Then - just add it as another operator in Azure :).

It's not more than yet-another-operator for Azure service. It would be
a different story if it was a different "service" - with completely
different stakeholders and maintenance burden involved. Being a "just
another Azure operator" it adds very little overhead and generally we
do not need to discuss it - just getting good quality PR with tests,
docs etc. is enough.

On Mon, Mar 11, 2024 at 6:27 PM Blain David <david.bl...@infrabel.be> wrote:
>
> Hello Jarek,
>
> There is no particular need to add this into a separate provider, I just did 
> it as I wanted to deploy it myself, it could perfectly reside within the 
> Microsoft Azure provider one.
>
> There is nothing special about it, except it depends on the msgraph-core 
> dependency (which is light and doesn't have the generated client code the 
> msgraph-sdk has which we don't need in Airflow) which facilitates the REST 
> calls.
> In my first POC it used the full msgraph-sdk dependency, which did not make 
> sense unless you would use the full blow client through the Hook in Airflow.

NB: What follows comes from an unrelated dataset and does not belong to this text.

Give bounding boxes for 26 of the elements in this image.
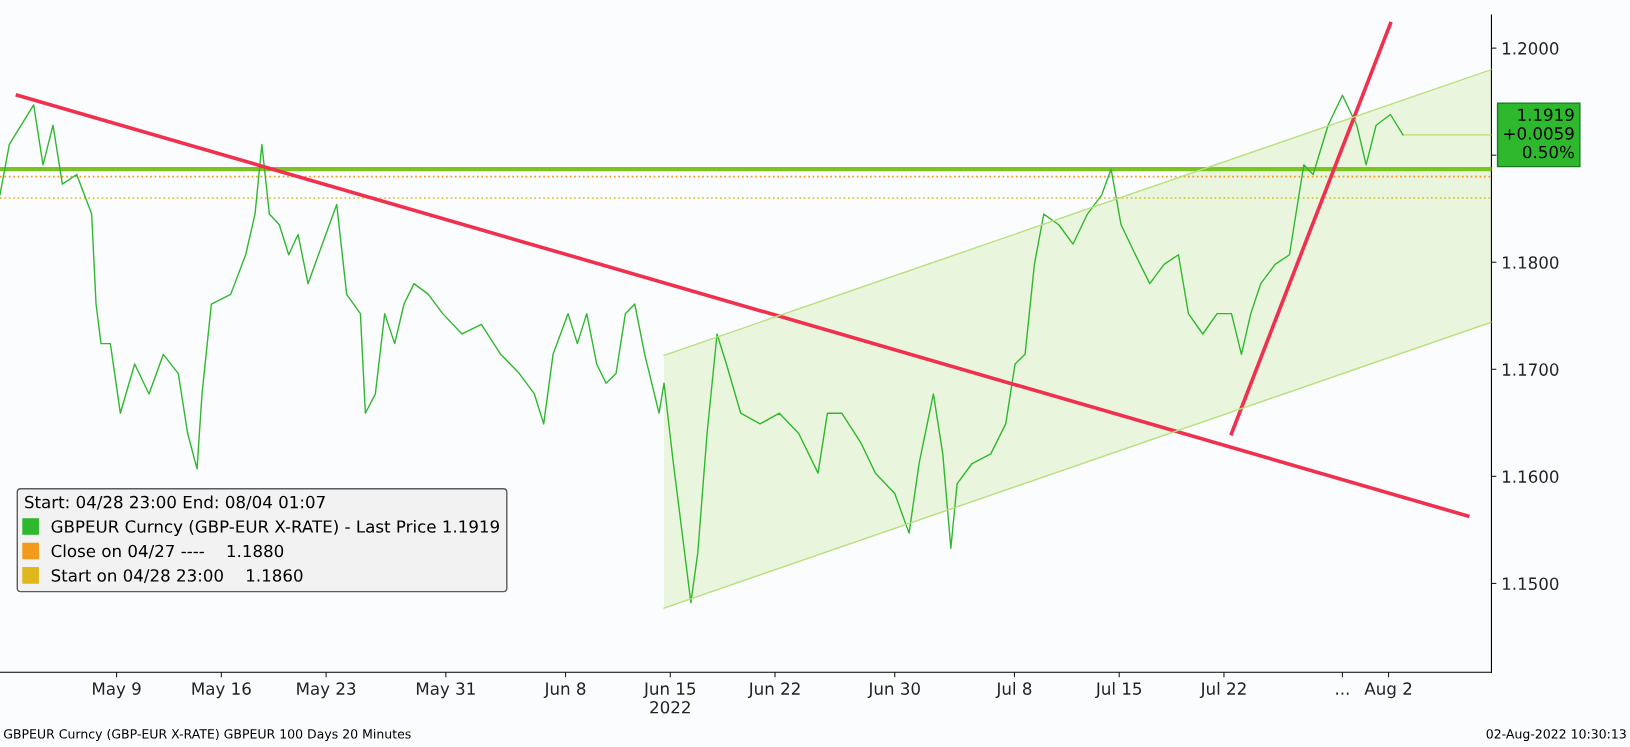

> But as the main focus of this provider was to avoid as much as possible 
> custom python code in our DAG's, it made no sense.
> The azure-identity dependency is also needed but that one is already present 
> in Airflow as the Microsoft Azure provider already uses it for the Fabric 
> hooks.
> So indeed, it's just another hook, triggerer and operator, with the 
> particularity it only works in async (e.g. deferred) mode.
>
> What do you think?
>
> Kind regards,
> David
>
> -----Original Message-----
> From: Jarek Potiuk <ja...@potiuk.com>
> Sent: Sunday, 10 March 2024 18:19
> To: dev@airflow.apache.org
> Cc: Bienvenu Joffrey <joffrey.bienv...@infrabel.be>
> Subject: Re: [PROPOSAL] Adding MSGraphSDK Async Operator to Airflow
>
> EXTERNAL MAIL: Indien je de afzender van deze e-mail niet kent en deze niet 
> vertrouwt, klik niet op een link of open geen bijlages. Bij twijfel, stuur 
> deze e-mail als bijlage naar ab...@infrabel.be<mailto:ab...@infrabel.be>.
>
> Question - is there any reason you want to add it as a separate provider and 
> not just another operator in the azure provider ? I looked at the code and 
> it's not a lot, and I see no particular reason why it should not be simply 
> yet another operator/Hook there. Just as many other operators - I was under 
> the impression there is something special about the SDK you use or 
> "proprietaredness" (for lack of a better word) - but that seems like 
> yet-another operator, hook, triggerer in `microsoft.azure`.
>
> Or am I missing something?
>
> J.
>
> On Fri, Mar 1, 2024 at 8:57 AM Blain David <david.bl...@infrabel.be> wrote:
>
> > Hello Jarek and Elad,
> >
> > Indeed maintenance could be a concern, but I think that's already the
> > same case regarding all other Microsoft related providers in Airflow.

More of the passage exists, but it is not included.